9. Actively engage with new and existing reviews.

When customers see a business interact with online reviews, writing and submitting their own feedback can be a major motivator. Regardless of whether you’re responding to positive or negative reviews, expressing your appreciation can go a long way. And when you show that you aren’t just skimming over reviews but actually absorbing the feedback, that can be even more encouraging to customers.

In addition to responding to each individual review, another way to demonstrate your engagement is to share some reviews via social media. You might pull a few sentences to use as a quote for a single post or even collect several pieces of positive feedback centered on a specific product or service. 

Customers want to know that the time and effort required for writing a review will be appreciated. More than likely, you genuinely are grateful for customer feedback – you just need to be sure to actually show it.

10. Offer an incentive to sweeten the deal.

Providing an incentive to reward reviewers does not mean bribing customers for good reviews. It’s important that you carefully consider your approach to this tactic so that you don’t come off as unethical in any way.

Simply state that you’re offering an incentive as a “thank you” for customers that choose to write a review for your business without putting pressure on the customer to say only positive things. You can certainly say something like, “Did you have a great experience with one of our team members? We would love to hear about it! Take a few moments to write a review, and we’ll send you a 15% off coupon to say thanks!”

Some ideas for customer incentives for reviews are:

  • Discounts
  • Store credits
  • Account upgrades
  • Free product or service
  • Charitable donation made on their behalf
  • Publicity via a social media share
  • Free content, such as an ebook relevant to the products/services you provide

11. Use review request emails, but with impeccable timing.

We already discussed the general guidelines for when to send review requests so that you can use that as a starting point. But in terms of the big picture, when is the best time to ask for a review?

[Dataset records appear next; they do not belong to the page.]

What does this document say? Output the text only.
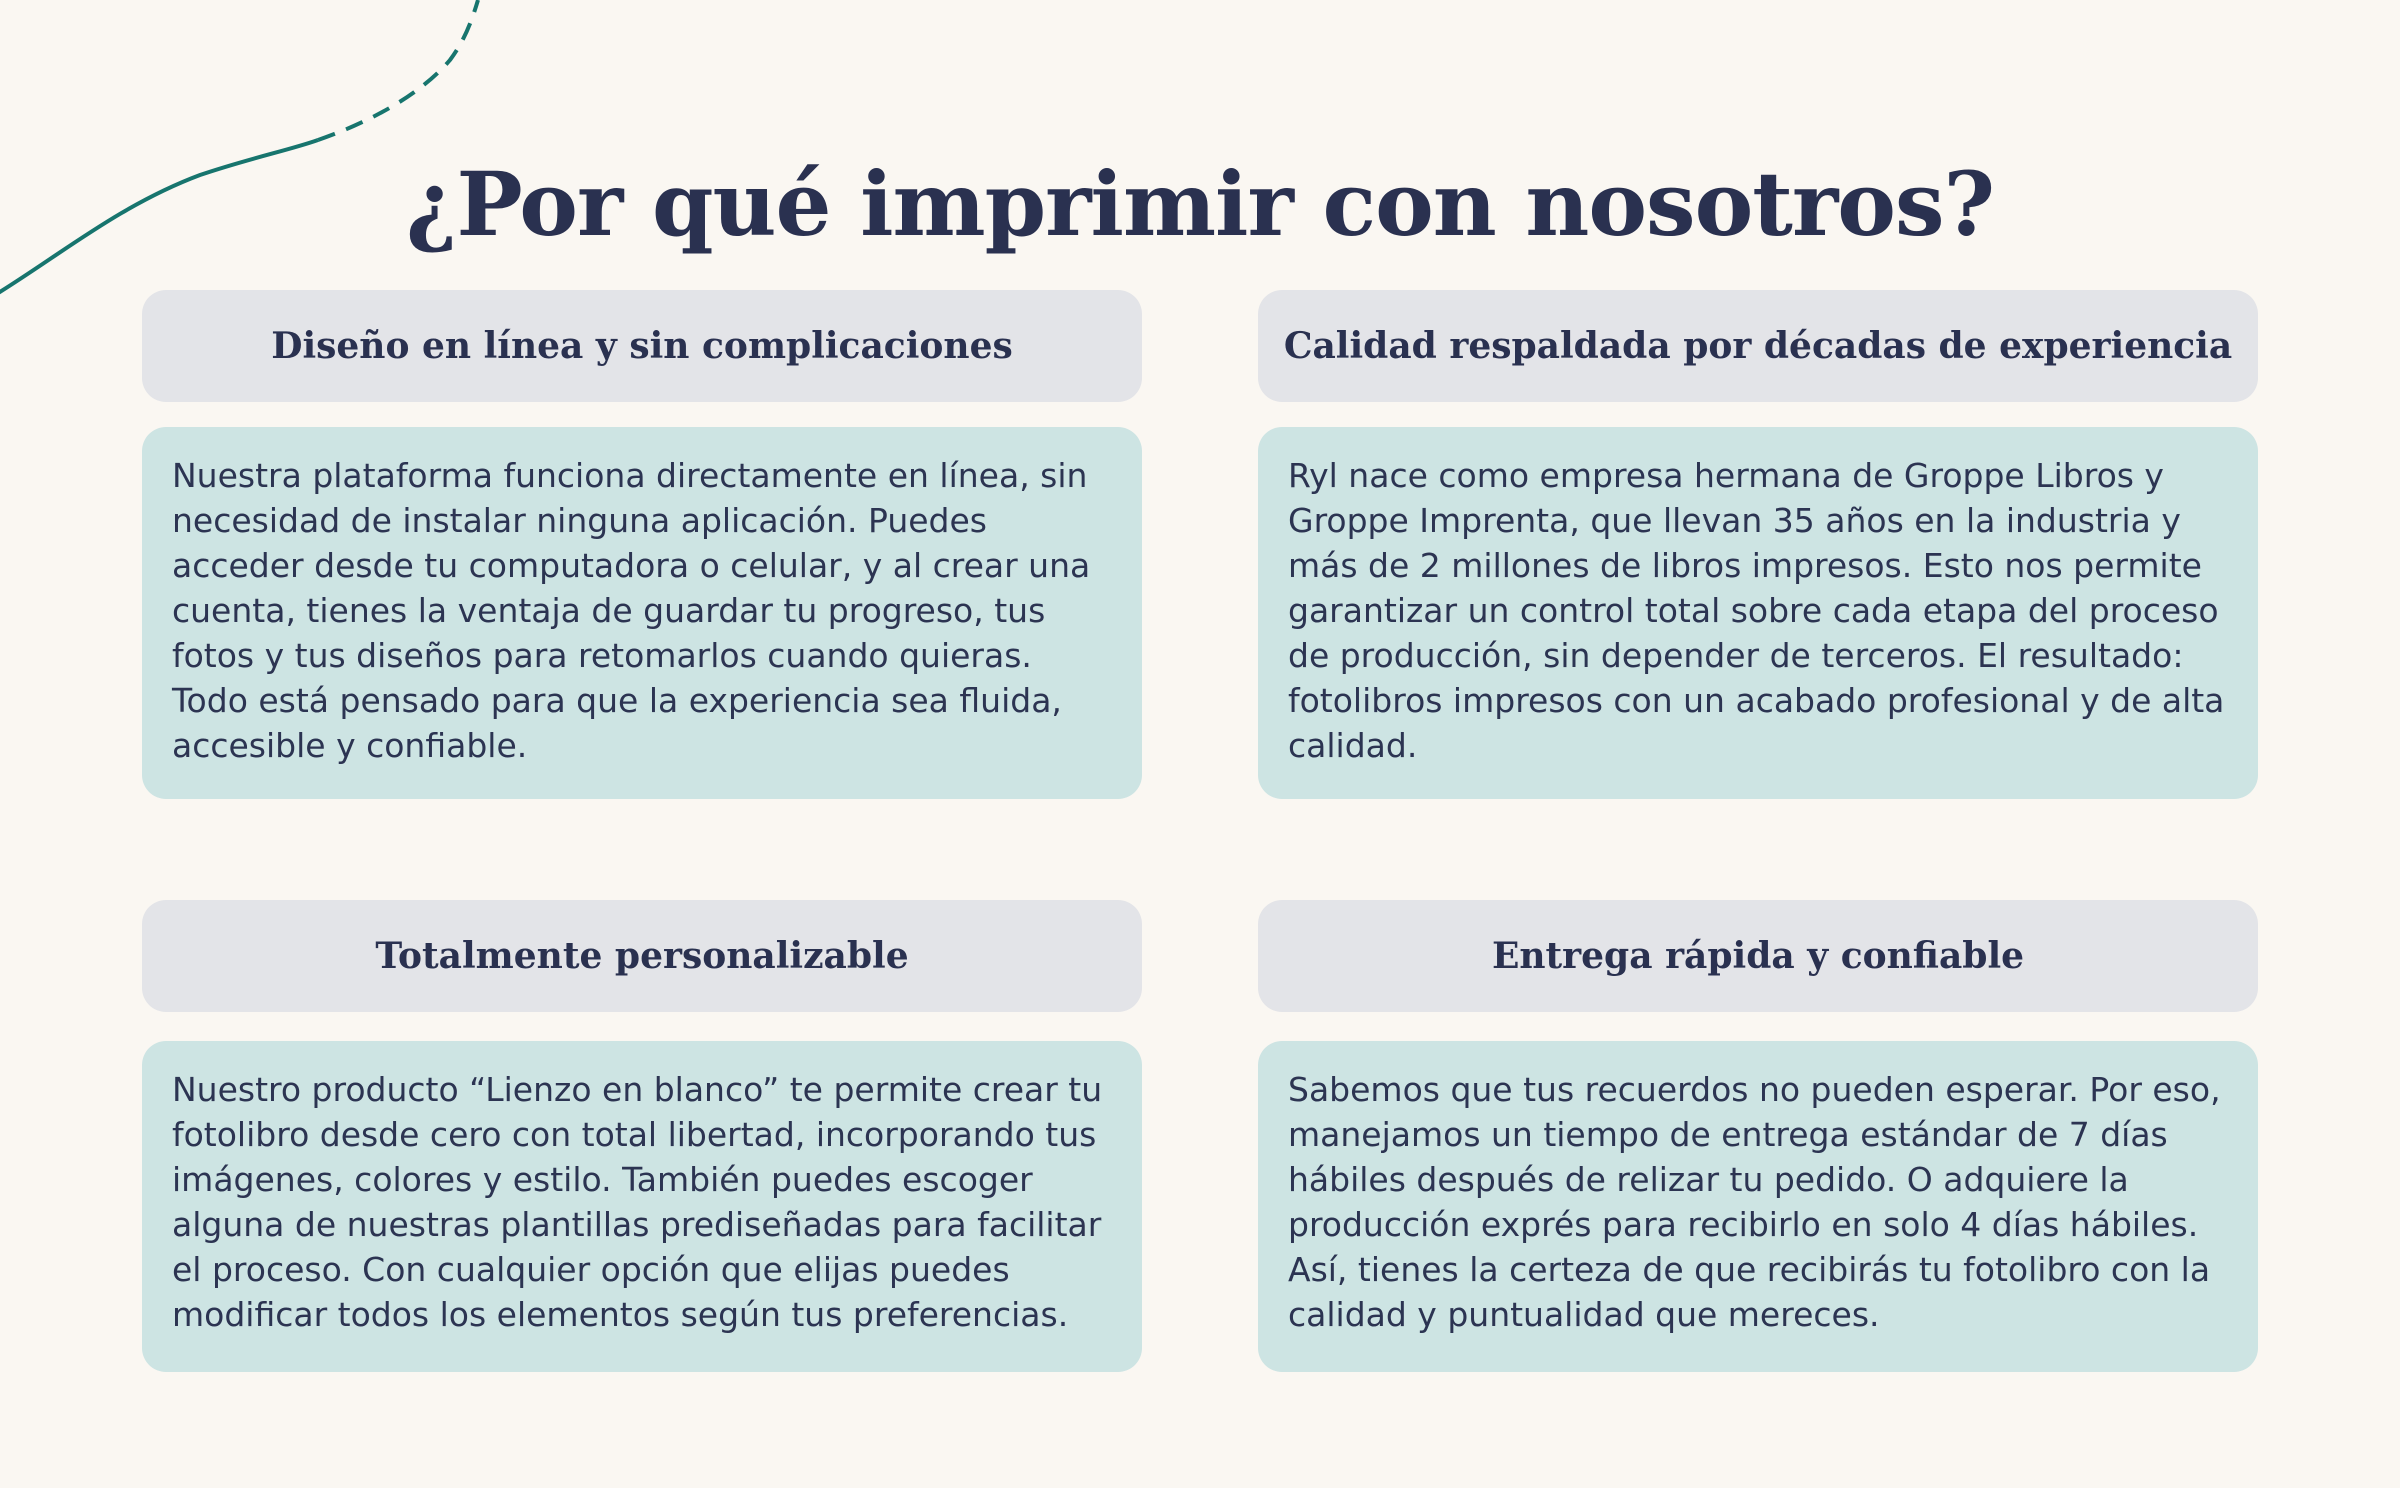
¿Por qué imprimir con nosotros?
Diseño en línea y sin complicaciones
Nuestra plataforma funciona directamente en línea, sin necesidad de instalar ninguna aplicación. Puedes acceder desde tu computadora o celular, y al crear una cuenta, tienes la ventaja de guardar tu progreso, tus fotos y tus diseños para retomarlos cuando quieras. Todo está pensado para que la experiencia sea fluida, accesible y confiable.
Calidad respaldada por décadas de experiencia
Ryl nace como empresa hermana de Groppe Libros y Groppe Imprenta, que llevan 35 años en la industria y más de 2 millones de libros impresos. Esto nos permite garantizar un control total sobre cada etapa del proceso de producción, sin depender de terceros. El resultado: fotolibros impresos con un acabado profesional y de alta calidad.
Totalmente personalizable
Nuestro producto “Lienzo en blanco” te permite crear tu fotolibro desde cero con total libertad, incorporando tus imágenes, colores y estilo. También puedes escoger alguna de nuestras plantillas prediseñadas para facilitar el proceso. Con cualquier opción que elijas puedes modificar todos los elementos según tus preferencias.
Entrega rápida y confiable
Sabemos que tus recuerdos no pueden esperar. Por eso, manejamos un tiempo de entrega estándar de 7 días hábiles después de relizar tu pedido. O adquiere la producción exprés para recibirlo en solo 4 días hábiles. Así, tienes la certeza de que recibirás tu fotolibro con la calidad y puntualidad que mereces.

For the most part, your timing is going to depend largely on the type of business you have, as well as the sort of products and/or services you offer. If you are a personal fitness trainer and nutrition coach, you probably aren’t going to ask for feedback after a client’s first week of working with you. Rather, you would have much better luck timing your request after achieving a major milestone or successfully completing a full program.

When it comes to product reviews, try to reach out to the customer while you’re still fresh in their mind and they’ve had ample time to actually use the product in question. The type of product will affect this timeframe, so take that into consideration.

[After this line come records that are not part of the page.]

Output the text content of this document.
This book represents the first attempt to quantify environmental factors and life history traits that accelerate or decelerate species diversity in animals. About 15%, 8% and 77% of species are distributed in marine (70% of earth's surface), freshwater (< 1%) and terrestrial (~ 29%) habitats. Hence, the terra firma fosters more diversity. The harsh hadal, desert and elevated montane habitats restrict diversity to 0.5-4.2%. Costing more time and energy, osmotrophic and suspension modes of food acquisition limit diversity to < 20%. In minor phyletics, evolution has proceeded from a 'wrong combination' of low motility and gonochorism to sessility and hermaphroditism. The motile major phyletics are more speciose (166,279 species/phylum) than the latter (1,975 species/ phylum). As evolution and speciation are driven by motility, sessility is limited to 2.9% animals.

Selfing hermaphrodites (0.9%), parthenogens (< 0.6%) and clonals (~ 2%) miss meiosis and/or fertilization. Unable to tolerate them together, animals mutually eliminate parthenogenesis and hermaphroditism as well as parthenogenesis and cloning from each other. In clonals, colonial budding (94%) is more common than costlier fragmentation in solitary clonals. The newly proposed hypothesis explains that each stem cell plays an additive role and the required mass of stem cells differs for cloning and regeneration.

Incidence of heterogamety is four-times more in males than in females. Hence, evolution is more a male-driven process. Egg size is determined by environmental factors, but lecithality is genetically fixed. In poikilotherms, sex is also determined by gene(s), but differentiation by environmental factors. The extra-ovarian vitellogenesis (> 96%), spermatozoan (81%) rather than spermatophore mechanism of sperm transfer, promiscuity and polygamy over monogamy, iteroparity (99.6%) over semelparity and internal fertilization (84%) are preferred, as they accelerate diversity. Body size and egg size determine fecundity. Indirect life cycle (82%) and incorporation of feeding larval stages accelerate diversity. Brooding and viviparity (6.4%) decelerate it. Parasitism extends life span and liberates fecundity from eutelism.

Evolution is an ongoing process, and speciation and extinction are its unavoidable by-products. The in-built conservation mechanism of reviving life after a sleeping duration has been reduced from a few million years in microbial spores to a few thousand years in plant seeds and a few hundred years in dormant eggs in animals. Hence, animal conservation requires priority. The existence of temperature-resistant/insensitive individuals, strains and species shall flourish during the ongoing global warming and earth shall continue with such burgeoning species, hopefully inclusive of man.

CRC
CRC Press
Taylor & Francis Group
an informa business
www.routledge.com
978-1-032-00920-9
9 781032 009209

Service reviews are typically best requested at the completion of the service. So, once you wrap up the project or job, you can ask for the review as a part of the payment process. Or, if you work with customers on an ongoing basis, use key milestones as a “trigger event” for a review request.

12. Don’t forget to follow up.

Our last tip is also one of the most important and one that many businesses don’t use. Asking for reviews can be slightly awkward (at least at first), largely because many business owners perceive it as a “bother” to their customers. So, the prospect of following up and asking again is something that plenty of business owners would rather just avoid.

But remember, you’ve already set up a system that makes it easy, fast, and possibly even rewarding for your customers to write a review. It’s true that they are being extremely helpful and generous in submitting a review, but you’ve been very careful to take a friendly, non-pushy approach to begin with. That means that if you don’t receive a response after a certain period of time, you can feel completely comfortable sending a gentle reminder.

We all have things on our to-do lists that we forget about or put off until later, and your customers are no different. So, a subtle nudge might just be what they need to get it done.